Il mio cammino vocazionale è un processo continuo che durerà tutta la mia vita. Penso che il più grande dono che Dio ci fa è quello di essere cristiani. Un cristiano è colui che, ascoltando come vale agli occhi di Dio, prova in sé un sentimento di gioia e di gratitudine che si traduce in Fede. Infatti, il nostro essere cristiani si intreccia con la nostra storia, la nostra persona e il nostro carattere. Credo perché mi sento amato dall’Amore stesso. Non mi ricordo da bambino, di aver sognato di essere un religioso-missionario. Non sapevo nemmeno di cosa si trattasse. Mi bastava essere un semplice cristiano. Comunque, ricordo di aver apprezzato molto la testimonianza di un prete della parrocchia del nostro villaggio che dalla Nigeria è andato in Ciad come Fidei Donum. Ci raccontava la sua bellissima esperienza fatta lì e il grande bisogno che c’era di missionari. Qualcosa mi è rimasto dentro senza che io ne fossi del tutto cosciente.

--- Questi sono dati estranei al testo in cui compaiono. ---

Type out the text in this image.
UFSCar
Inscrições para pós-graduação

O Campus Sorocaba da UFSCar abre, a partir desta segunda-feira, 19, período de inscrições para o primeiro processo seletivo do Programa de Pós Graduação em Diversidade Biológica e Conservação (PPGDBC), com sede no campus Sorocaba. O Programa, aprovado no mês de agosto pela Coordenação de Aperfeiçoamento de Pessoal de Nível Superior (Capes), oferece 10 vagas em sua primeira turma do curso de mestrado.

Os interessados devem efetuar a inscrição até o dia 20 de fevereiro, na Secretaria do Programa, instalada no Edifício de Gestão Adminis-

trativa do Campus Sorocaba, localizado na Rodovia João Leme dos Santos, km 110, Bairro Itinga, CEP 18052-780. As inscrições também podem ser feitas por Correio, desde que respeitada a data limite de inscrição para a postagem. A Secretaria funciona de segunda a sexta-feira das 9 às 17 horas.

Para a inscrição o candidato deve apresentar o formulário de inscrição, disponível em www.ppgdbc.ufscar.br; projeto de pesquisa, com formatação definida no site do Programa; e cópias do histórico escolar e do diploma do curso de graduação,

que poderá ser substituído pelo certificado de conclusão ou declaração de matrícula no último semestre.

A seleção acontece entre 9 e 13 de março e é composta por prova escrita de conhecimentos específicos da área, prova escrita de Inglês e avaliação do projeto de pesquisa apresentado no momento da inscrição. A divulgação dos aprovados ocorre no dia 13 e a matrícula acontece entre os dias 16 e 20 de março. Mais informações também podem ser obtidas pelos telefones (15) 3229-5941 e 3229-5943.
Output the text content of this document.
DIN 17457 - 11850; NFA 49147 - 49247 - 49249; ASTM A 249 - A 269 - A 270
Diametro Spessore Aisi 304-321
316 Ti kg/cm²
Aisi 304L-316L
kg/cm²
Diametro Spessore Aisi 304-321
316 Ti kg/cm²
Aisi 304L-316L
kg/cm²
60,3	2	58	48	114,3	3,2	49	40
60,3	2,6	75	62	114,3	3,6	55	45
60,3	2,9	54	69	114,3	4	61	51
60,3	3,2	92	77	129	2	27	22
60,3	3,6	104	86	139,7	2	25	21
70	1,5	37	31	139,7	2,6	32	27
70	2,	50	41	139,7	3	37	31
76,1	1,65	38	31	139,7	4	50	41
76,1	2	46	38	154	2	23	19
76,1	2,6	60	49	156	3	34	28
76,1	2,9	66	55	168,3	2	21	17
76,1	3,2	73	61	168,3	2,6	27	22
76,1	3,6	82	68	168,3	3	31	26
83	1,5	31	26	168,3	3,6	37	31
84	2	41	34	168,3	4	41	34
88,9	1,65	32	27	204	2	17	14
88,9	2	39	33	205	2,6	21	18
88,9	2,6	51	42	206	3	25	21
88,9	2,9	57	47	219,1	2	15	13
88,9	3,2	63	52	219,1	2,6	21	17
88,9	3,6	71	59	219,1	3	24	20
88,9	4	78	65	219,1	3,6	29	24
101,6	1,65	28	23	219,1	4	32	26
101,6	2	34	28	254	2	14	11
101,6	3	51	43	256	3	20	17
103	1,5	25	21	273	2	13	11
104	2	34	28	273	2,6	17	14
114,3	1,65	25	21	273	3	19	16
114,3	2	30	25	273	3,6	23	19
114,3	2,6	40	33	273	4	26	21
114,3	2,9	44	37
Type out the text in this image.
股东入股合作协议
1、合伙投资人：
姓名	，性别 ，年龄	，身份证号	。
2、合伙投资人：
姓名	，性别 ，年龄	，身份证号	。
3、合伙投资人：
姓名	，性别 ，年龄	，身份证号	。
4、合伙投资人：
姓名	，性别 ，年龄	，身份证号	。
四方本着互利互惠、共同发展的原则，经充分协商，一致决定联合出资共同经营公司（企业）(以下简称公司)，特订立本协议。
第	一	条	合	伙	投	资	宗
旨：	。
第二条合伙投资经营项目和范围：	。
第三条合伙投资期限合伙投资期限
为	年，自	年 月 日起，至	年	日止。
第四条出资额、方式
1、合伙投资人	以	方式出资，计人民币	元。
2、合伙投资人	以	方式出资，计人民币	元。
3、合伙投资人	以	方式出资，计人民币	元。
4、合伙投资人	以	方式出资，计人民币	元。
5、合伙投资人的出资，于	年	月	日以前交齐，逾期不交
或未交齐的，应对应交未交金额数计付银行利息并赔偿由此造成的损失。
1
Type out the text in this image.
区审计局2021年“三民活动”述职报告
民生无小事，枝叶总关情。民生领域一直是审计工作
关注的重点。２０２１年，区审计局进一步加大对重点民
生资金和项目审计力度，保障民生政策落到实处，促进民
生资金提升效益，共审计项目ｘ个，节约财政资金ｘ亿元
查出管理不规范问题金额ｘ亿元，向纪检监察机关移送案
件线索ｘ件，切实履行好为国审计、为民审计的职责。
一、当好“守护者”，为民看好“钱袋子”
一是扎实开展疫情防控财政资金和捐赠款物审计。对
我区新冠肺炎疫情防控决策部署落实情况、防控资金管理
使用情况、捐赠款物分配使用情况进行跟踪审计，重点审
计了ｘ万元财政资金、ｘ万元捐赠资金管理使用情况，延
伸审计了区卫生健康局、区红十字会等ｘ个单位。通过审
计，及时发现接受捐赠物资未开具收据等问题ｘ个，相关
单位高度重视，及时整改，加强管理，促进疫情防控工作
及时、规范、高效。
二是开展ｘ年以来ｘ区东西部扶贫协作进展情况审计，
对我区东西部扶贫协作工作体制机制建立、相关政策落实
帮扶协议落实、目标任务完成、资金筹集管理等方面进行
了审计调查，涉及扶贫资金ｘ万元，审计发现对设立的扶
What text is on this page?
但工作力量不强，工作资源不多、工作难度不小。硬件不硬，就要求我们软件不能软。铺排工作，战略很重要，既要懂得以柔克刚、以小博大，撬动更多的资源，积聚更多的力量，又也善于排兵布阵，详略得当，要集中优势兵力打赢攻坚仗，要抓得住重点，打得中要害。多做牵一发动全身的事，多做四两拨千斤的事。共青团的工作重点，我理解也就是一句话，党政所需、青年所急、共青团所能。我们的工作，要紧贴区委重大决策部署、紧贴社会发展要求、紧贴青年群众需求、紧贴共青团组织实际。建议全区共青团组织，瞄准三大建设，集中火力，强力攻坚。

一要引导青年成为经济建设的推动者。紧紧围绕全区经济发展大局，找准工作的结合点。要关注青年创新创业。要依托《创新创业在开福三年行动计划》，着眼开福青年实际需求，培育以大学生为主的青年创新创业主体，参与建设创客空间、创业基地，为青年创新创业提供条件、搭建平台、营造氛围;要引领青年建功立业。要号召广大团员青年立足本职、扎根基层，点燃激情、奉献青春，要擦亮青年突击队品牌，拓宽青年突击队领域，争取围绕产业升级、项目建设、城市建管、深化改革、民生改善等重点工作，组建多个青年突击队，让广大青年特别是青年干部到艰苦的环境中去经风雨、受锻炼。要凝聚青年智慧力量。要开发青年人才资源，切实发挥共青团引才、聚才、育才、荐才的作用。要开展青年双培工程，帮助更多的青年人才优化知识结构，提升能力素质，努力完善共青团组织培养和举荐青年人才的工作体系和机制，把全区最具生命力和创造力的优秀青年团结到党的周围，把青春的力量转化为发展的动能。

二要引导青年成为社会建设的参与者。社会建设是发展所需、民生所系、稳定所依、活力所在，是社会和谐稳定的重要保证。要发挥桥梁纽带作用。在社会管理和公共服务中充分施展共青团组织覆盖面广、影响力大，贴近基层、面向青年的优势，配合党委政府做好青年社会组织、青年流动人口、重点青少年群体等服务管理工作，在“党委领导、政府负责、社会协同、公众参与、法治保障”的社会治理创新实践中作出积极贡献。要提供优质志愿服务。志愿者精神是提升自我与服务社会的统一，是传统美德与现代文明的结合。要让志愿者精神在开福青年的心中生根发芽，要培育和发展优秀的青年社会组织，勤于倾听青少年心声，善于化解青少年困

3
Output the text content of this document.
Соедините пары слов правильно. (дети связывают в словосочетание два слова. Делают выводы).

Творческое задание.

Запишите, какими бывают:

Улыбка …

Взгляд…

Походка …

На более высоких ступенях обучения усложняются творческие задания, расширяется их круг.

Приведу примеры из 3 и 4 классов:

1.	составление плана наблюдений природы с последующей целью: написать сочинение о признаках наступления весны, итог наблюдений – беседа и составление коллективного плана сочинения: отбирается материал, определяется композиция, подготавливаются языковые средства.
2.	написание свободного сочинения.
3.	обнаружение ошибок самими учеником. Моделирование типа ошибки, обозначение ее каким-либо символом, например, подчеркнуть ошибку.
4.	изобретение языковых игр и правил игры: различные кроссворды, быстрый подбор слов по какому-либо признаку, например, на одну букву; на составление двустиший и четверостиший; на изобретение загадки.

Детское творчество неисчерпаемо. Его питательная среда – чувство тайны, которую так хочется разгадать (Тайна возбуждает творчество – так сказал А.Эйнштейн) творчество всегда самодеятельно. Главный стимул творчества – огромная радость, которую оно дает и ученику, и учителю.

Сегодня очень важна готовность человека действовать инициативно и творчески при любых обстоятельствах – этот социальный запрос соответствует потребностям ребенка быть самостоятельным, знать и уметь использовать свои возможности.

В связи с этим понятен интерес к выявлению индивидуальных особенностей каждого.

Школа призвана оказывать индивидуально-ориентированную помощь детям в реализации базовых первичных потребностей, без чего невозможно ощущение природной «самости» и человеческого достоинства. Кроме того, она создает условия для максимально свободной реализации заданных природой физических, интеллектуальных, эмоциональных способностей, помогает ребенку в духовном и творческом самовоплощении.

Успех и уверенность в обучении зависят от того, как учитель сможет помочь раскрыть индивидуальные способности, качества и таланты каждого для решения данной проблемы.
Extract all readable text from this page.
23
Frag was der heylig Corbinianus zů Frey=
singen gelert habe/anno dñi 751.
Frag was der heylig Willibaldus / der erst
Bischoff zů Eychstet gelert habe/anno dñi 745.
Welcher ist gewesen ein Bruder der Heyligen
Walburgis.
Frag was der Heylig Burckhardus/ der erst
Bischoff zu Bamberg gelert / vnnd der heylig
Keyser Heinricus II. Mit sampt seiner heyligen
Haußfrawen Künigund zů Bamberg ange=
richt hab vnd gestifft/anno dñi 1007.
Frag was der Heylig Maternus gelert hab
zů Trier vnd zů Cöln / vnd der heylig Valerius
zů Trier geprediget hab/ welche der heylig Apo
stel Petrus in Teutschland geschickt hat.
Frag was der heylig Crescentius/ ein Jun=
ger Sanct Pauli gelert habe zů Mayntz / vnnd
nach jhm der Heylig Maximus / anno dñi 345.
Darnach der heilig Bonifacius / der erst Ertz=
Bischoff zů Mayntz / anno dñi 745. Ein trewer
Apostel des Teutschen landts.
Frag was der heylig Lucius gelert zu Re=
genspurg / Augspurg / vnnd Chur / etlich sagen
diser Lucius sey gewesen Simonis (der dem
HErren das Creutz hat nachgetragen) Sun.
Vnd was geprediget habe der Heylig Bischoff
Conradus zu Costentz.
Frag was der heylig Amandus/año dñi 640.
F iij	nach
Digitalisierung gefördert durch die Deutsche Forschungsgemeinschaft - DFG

Il grande incontro con il mondo saveriano risale al 2010 quando ho conosciuto Moses Conteh, uno studente saveriano che ha trascorso le vacanze estive con la sua famiglia a Kenema. Mi ha parlato di san Guido Conforti e dei suoi Figli, impegnati nel mondo per annunciare l’Amore di Dio. Da allora, è cresciuta in me la convinzione che il Signore stesse cercando di farmi capire qualcosa. Dopo un anno di accompagnamento sono entrato dai saveriani. Il cammino di formazione verso il presbiterato missionario mi ha portato in Italia nel 2019. E ora sono molto contento di essere qui.

Malgrado l’impegno che comporta, continuerò sempre a discernere e a cercare la volontà di Dio sulla mia vita. Mentre aspetto il rivelarsi di questo mistero, mi impegnerò ogni giorno con l’aiuto delle vostre preghiere, a vivere questa vita in pienezza, a riconoscere il valore del mondo, della società, delle relazioni umane e a lasciarmi amare da Dio, evitando di mettere degli ostacoli alla sua santa volontà.